PURPOSE:To prevent forming goods from being cracked due to overheating by measuring electric power supplied to a plank material and a push-in quantity of the blank material, and controlling electric power so that a value of electric power/push-in quantity per unit time and electric power/unit volume becomes a reference value, when manufacturing upsetter forming goods by a direct electric conduction heating system. CONSTITUTION:A blank material 1 is pressed against a anvil 2 by an hydraulic cylinder 3, also the lower part is held by an electrode 4, and the blank material 1 is subjected to electric conduction and is softened by the anvil 2 and the electrode 4, by which forming is executed. In this case, voltage, a current, a power factor and a push-in quantity of the blank material 1 are measured by a measuring part 10, its result is inputted to an operating part 11, electric power/unit volume is derived by calculating electric power per unit time and a push-in volume, and it is inputted to a comparing part 12. In the comparing part 12, a reference value C set in advance is compared with the electric power/unit volume, this value is fed back to voltage, the voltage is controlled so as to become C=electric power/unit volume, by which forming goods are prevented from being cracked due to overheating.

Description

[Detailed description of the invention] The present invention relates to a method for controlling heating of an electric upsetter.

It is known from experience that when producing upsetter molded products using the direct current heating method, if a part of the molded product is extremely overheated for some reason, cracks tend to occur in some parts of the molded product. ing. This is thought to be because some grain boundaries in the molded product approach a molten state due to the rise in temperature of the molded product, and begin to become brittle.

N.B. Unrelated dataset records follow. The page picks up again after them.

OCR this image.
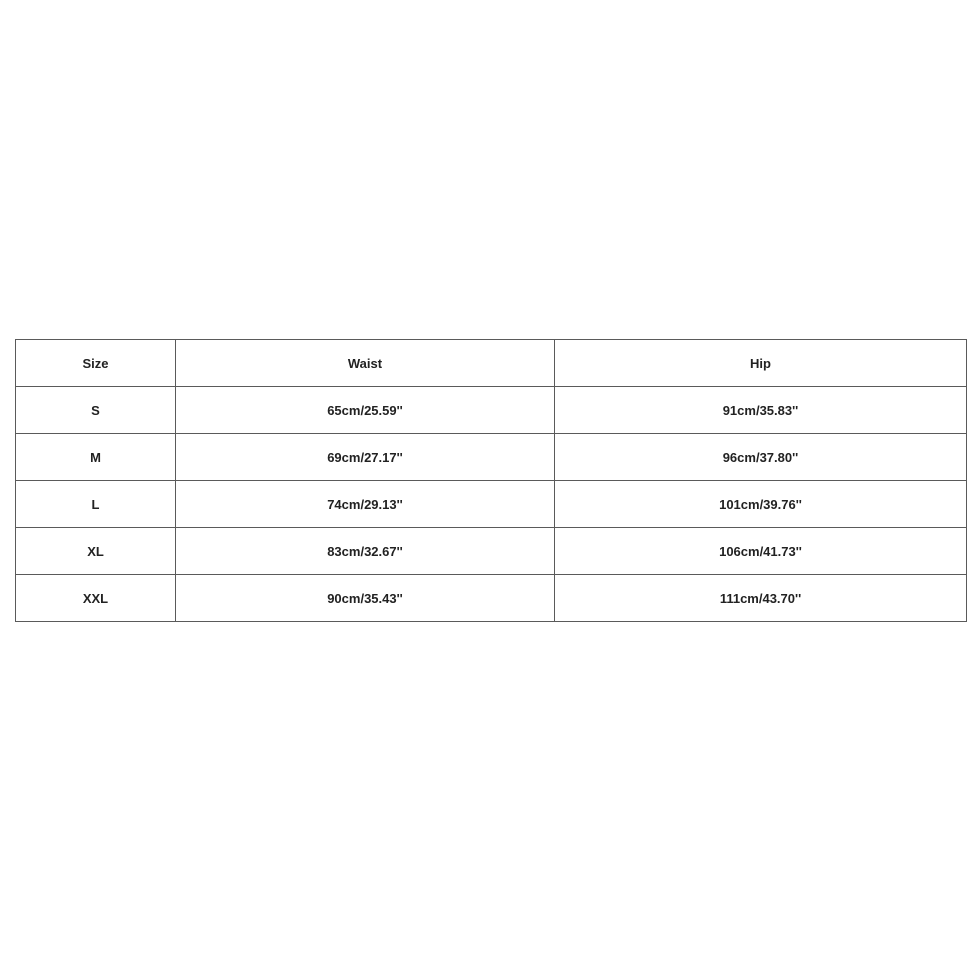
Size	Waist	Hip
S	65cm/25.59''	91cm/35.83''
M	69cm/27.17''	96cm/37.80''
L	74cm/29.13''	101cm/39.76''
XL	83cm/32.67''	106cm/41.73''
XXL	90cm/35.43''	111cm/43.70''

Currently, during upsetter molding, the contact resistance between the upper anobile and the material or the lower electrode and the material changes due to changes in the contact area and deposits on the surface, so it is necessary to maintain a constant heating state for each molded product. That is difficult. In order to avoid the influence of variations in heating conditions, the forming force to the material is applied by a hydraulic cylinder, and the feather pushing speed is made to vary slightly depending on the resistance of the upsetter molded product. However, in reality, the worker determines the shape of the molded product from all angles.
The pressure or current is determined, and the pressure or flow rate to the hydraulic cylinder is adjusted to obtain the best shape.

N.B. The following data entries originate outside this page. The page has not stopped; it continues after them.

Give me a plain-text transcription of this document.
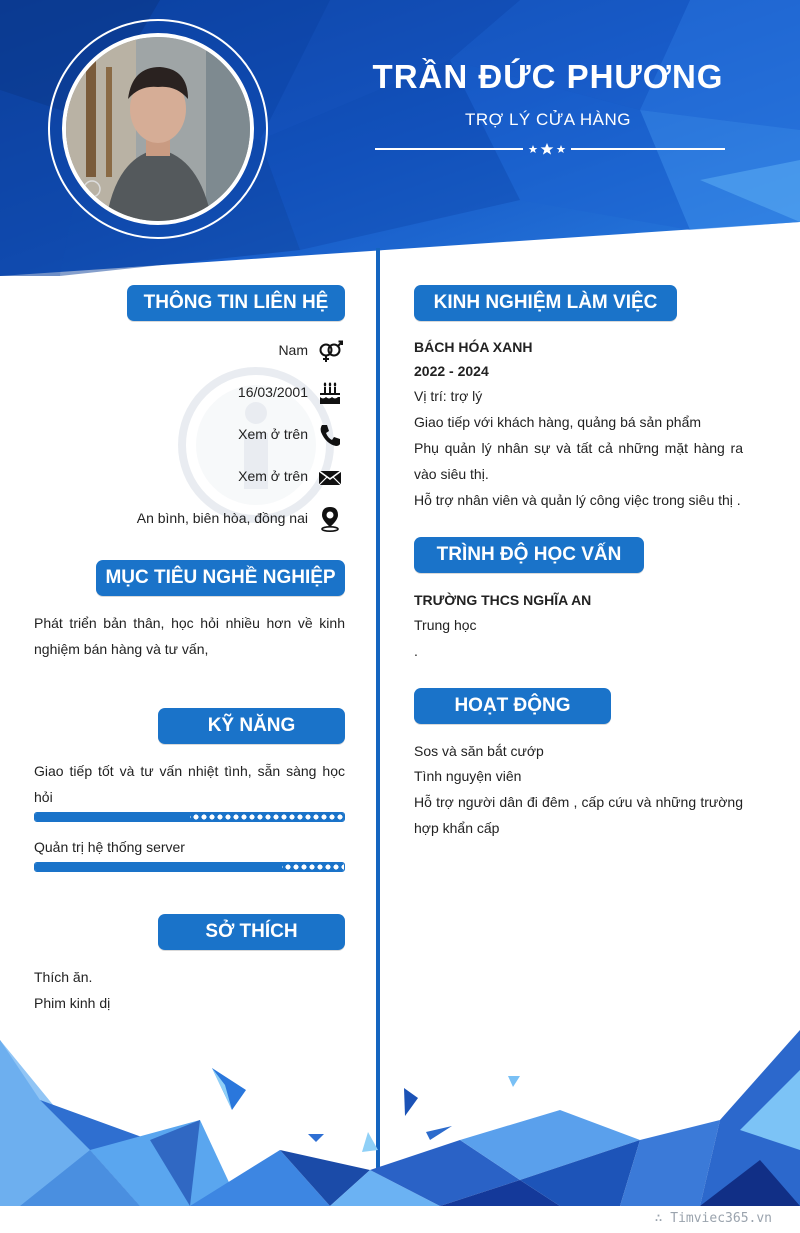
TRẦN ĐỨC PHƯƠNG
TRỢ LÝ CỬA HÀNG
THÔNG TIN LIÊN HỆ
Nam
16/03/2001
Xem ở trên
Xem ở trên
An bình, biên hòa, đồng nai
MỤC TIÊU NGHỀ NGHIỆP
Phát triển bản thân, học hỏi nhiều hơn về kinh nghiệm bán hàng và tư vấn,
KỸ NĂNG
Giao tiếp tốt và tư vấn nhiệt tình, sẵn sàng học hỏi
Quản trị hệ thống server
SỞ THÍCH
Thích ăn.
Phim kinh dị
KINH NGHIỆM LÀM VIỆC
BÁCH HÓA XANH
2022 - 2024
Vị trí: trợ lý
Giao tiếp với khách hàng, quảng bá sản phẩm
Phụ quản lý nhân sự và tất cả những mặt hàng ra vào siêu thị.
Hỗ trợ nhân viên và quản lý công việc trong siêu thị .
TRÌNH ĐỘ HỌC VẤN
TRƯỜNG THCS NGHĨA AN
Trung học
.
HOẠT ĐỘNG
Sos và săn bắt cướp
Tình nguyện viên
Hỗ trợ người dân đi đêm , cấp cứu và những trường hợp khẩn cấp
∴ Timviec365.vn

For example, Figures 1 (A), (B), and (C) are diagrams of the principle of a direct energization type upsetter, in which a material 1 is pushed against an anvil 2 by a hydraulic cylinder 3, and its lower part is gripped by a lower electrode 4. In this state, a current is passed between the duckling 2, the electrode 4, and the material 1 to directly heat the material 1. The heated part 1 is pushed from below by the hydraulic cylinder 3, so the heated part deforms as shown in Figure 1 (B), and then becomes the shape shown in Figure 1 (C), completing the molding. 1. In this case, as mentioned above, cracks tend to occur in some parts of the molded product due to overheating, but the location of the cracks is not constant in the height direction and varies from molded product to molded product, so it is difficult to determine whether the molding is good or not. It was difficult to obtain goods.

The present invention was proposed in view of the above circumstances, and an object of the present invention is to provide a heating control method for an electric upsetter that reliably prevents cracking of the molded product caused by overheating in the electric upsetter and obtains a good molded product. shall be.

The heating control method for an electric upsetter according to the present invention is an electric upsetter that applies electricity between an anvil and an electrode holding a part of a material, and presses the material between the anvil and the electrode while directly heating the material to form the material. , measure the power supplied to the material and the pushing amount of the material, calculate the power/pushing amount per unit time or the power/unit volume, and make sure that this value is equal to a preset reference value. It is characterized by controlling the above-mentioned electric power.

An embodiment of the present invention will be explained in detail based on FIG.

FIG. 2 is a schematic flowchart for explaining a heating control method for an electric upsetter according to an embodiment of the present invention.

In FIG. 2, 10 is a measurement section, 1 is a calculation section, and 12 is a comparison section. In FIG. 2, a measuring section 10 measures, for example, voltage, current, power factor, and material push-in amount, and the measurement results are input into a programmer section 11. In the calculating section 11, the frost, force, and pushing volume per unit time are calculated by tl'N to obtain electric power/unit volume, and this is input to the comparing section 12. The comparator 12 compares a preset reference value C with frost, force/unit volume, feeds back this value to, for example, 1M force/unit volume, and controls the voltage so that C=1M force/unit volume.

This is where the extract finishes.